El segundo, es quizá el cansancio más difícil de sobrellevar, porque a veces se ve como envuelto en la desesperanza de conseguir el bien para el amado; y no por no poder dárselo, sino porque el amado, la amada, no desea recibirlo. Y no duele el rechazo, que también el desprecio se lleva con serenidad por quien ama; duele el ver que la persona amada continúa lejos de las veredas de la vida, sin descubrir la necesidad de amar, de dar la vida por los demás, de compartir el vivir, amando y sirviendo.
En los cansancios de los que aman se vislumbra uno de esos misterios inefables del vivir, que consigue dar sentido hasta al sufrimiento, al dolor, que no busca nunca el descanso, porque sólo descansa en la alegría del amado; y, a la vez, en el amar así va descubriendo la alegría de compartir con Dios la vida. «Amar, amar, amar, / Ser más, ser más aun:/ Amar en el amor, / Refulgir en la luz».

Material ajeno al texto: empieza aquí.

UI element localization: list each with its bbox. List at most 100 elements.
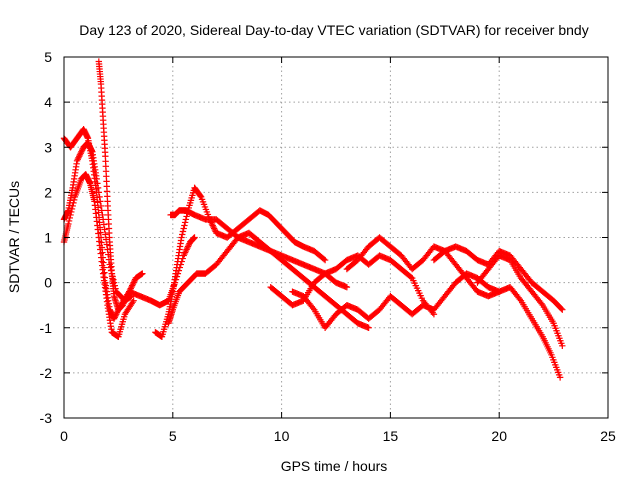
- data-point: [181, 249, 189, 256]
- data-point: [197, 192, 204, 200]
- data-point: [309, 304, 317, 312]
- series-arc-11: [430, 243, 566, 313]
- data-point: [110, 279, 118, 286]
- data-point: [179, 228, 187, 235]
- data-point: [121, 298, 128, 306]
- data-point: [130, 279, 137, 286]
- data-point: [407, 273, 415, 281]
- data-point: [97, 198, 104, 205]
- series-arc-7: [165, 229, 372, 331]
- axis-ticks: 0 5 10 15 20 25 -3 -2 -1 0 1 2 3 4 5: [40, 49, 616, 444]
- data-point: [129, 298, 136, 306]
- data-point: [76, 151, 84, 158]
- data-point: [73, 157, 81, 164]
- data-point: [101, 226, 108, 233]
- data-point: [94, 180, 101, 187]
- data-point: [128, 283, 135, 291]
- data-point: [556, 374, 564, 381]
- data-point: [97, 202, 105, 210]
- data-point: [181, 219, 189, 226]
- data-point: [538, 300, 545, 307]
- x-tick-label: 25: [600, 428, 616, 444]
- data-point: [211, 226, 219, 234]
- data-point: [99, 211, 106, 219]
- data-point: [130, 297, 137, 304]
- data-point: [110, 315, 118, 322]
- grid: [64, 57, 608, 418]
- data-point: [119, 301, 126, 309]
- data-point: [78, 147, 86, 154]
- data-point: [129, 280, 137, 288]
- data-point: [139, 270, 146, 277]
- data-point: [183, 213, 190, 220]
- data-point: [124, 291, 132, 298]
- data-point: [76, 153, 83, 160]
- data-point: [516, 295, 523, 303]
- y-axis-label: SDTVAR / TECUs: [6, 181, 22, 293]
- x-tick-label: 0: [60, 428, 68, 444]
- data-point: [179, 231, 186, 238]
- data-point: [343, 283, 351, 291]
- data-point: [559, 306, 566, 313]
- data-point: [210, 225, 218, 232]
- x-tick-label: 5: [169, 428, 177, 444]
- data-point: [125, 289, 132, 297]
- series-arc-4: [95, 58, 146, 313]
- data-point: [78, 148, 85, 155]
- data-point: [320, 255, 328, 263]
- x-tick-label: 10: [274, 428, 290, 444]
- y-tick-label: 3: [44, 139, 52, 155]
- y-tick-label: -1: [40, 320, 53, 336]
- data-point: [95, 189, 103, 196]
- data-point: [184, 243, 192, 250]
- data-point: [321, 256, 329, 264]
- data-point: [93, 175, 100, 183]
- data-point: [178, 234, 185, 241]
- data-point: [127, 285, 134, 292]
- data-point: [365, 324, 372, 331]
- data-points: [60, 58, 566, 381]
- data-point: [94, 184, 102, 192]
- data-point: [120, 300, 127, 307]
- data-point: [96, 193, 103, 201]
- data-point: [558, 305, 565, 312]
- y-tick-label: 5: [44, 49, 52, 65]
- data-point: [102, 231, 109, 238]
- y-tick-label: 2: [44, 184, 52, 200]
- series-arc-10: [343, 234, 564, 381]
- data-point: [181, 222, 188, 229]
- data-point: [209, 222, 216, 229]
- data-point: [180, 225, 187, 232]
- data-point: [77, 150, 84, 157]
- data-point: [123, 294, 130, 301]
- data-point: [184, 244, 191, 252]
- data-point: [182, 247, 190, 255]
- data-point: [122, 295, 129, 303]
- data-point: [126, 288, 133, 295]
- chart-title: Day 123 of 2020, Sidereal Day-to-day VTE…: [79, 22, 588, 38]
- series-arc-12: [474, 252, 566, 349]
- data-point: [128, 282, 136, 289]
- data-point: [121, 297, 129, 304]
- y-tick-label: -2: [40, 365, 53, 381]
- x-tick-label: 20: [491, 428, 507, 444]
- y-tick-label: -3: [40, 410, 53, 426]
- data-point: [65, 217, 73, 225]
- data-point: [182, 216, 190, 223]
- data-point: [98, 207, 105, 214]
- y-tick-label: 1: [44, 230, 52, 246]
- data-point: [210, 223, 217, 231]
- data-point: [183, 246, 190, 253]
- data-point: [68, 205, 76, 213]
- y-tick-label: 4: [44, 94, 52, 110]
- data-point: [113, 309, 121, 316]
- data-point: [126, 286, 134, 294]
- series-arc-2: [60, 171, 137, 340]
- data-point: [113, 311, 120, 318]
- data-point: [191, 234, 198, 241]
- data-point: [112, 312, 119, 319]
- data-point: [65, 220, 72, 228]
- data-point: [75, 154, 82, 161]
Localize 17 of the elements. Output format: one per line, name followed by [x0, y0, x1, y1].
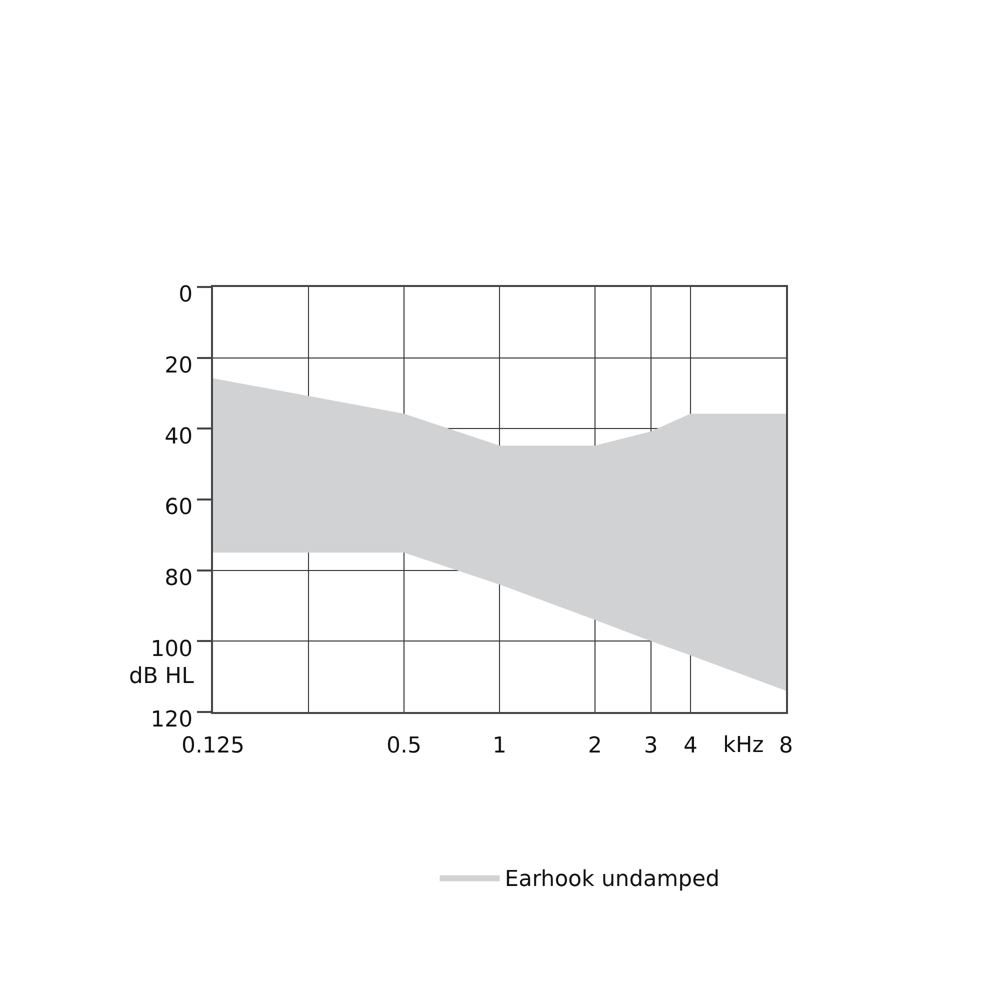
y-tick-label: 120 [150, 708, 193, 733]
y-tick-label: 0 [178, 282, 193, 308]
y-tick-label: 100 [150, 636, 193, 662]
y-tick-label: 60 [164, 495, 193, 520]
x-tick-label: 8 [779, 733, 793, 758]
x-tick-label: 2 [588, 733, 602, 758]
x-tick-label: 3 [644, 733, 658, 758]
y-tick-label: 40 [164, 424, 193, 450]
y-tick-label: 20 [164, 354, 193, 379]
x-tick-label: 4 [684, 733, 698, 758]
x-tick-label: 0.125 [182, 733, 244, 758]
legend-label: Earhook undamped [504, 866, 720, 892]
y-tick-label: 80 [164, 566, 193, 592]
x-axis-title: kHz [723, 733, 764, 758]
y-axis-title: dB HL [129, 664, 195, 689]
x-tick-label: 1 [492, 733, 506, 758]
x-tick-label: 0.5 [386, 733, 422, 758]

Y de esta misma especie es el cansancio de los santos, de quienes sirven sin límites a conocidos y a desconocidos; de quienes no hacen distinción entre amigos y no amigos, porque para ellos todos son hijos de Dios; de quienes se esmeran en ser buenos profesionales para hacer la vida más agradable y llevadera a los demás; de quienes ya no temen nada en este mundo, y alcanzan a reflejar la luz de Cristo -Quien de verdad amó hasta la muerte, hasta la Resurrección- en una sonrisa llena de cansancio, porque ya sólo saben amar, suceda lo que suceda, les traten como les traten. Y, sobre todo, porque descubren también que su amor es siempre muy pequeño, que los horizontes del amar sacrificado, generoso, misericordioso, se pueden agrandar siempre más, más, más.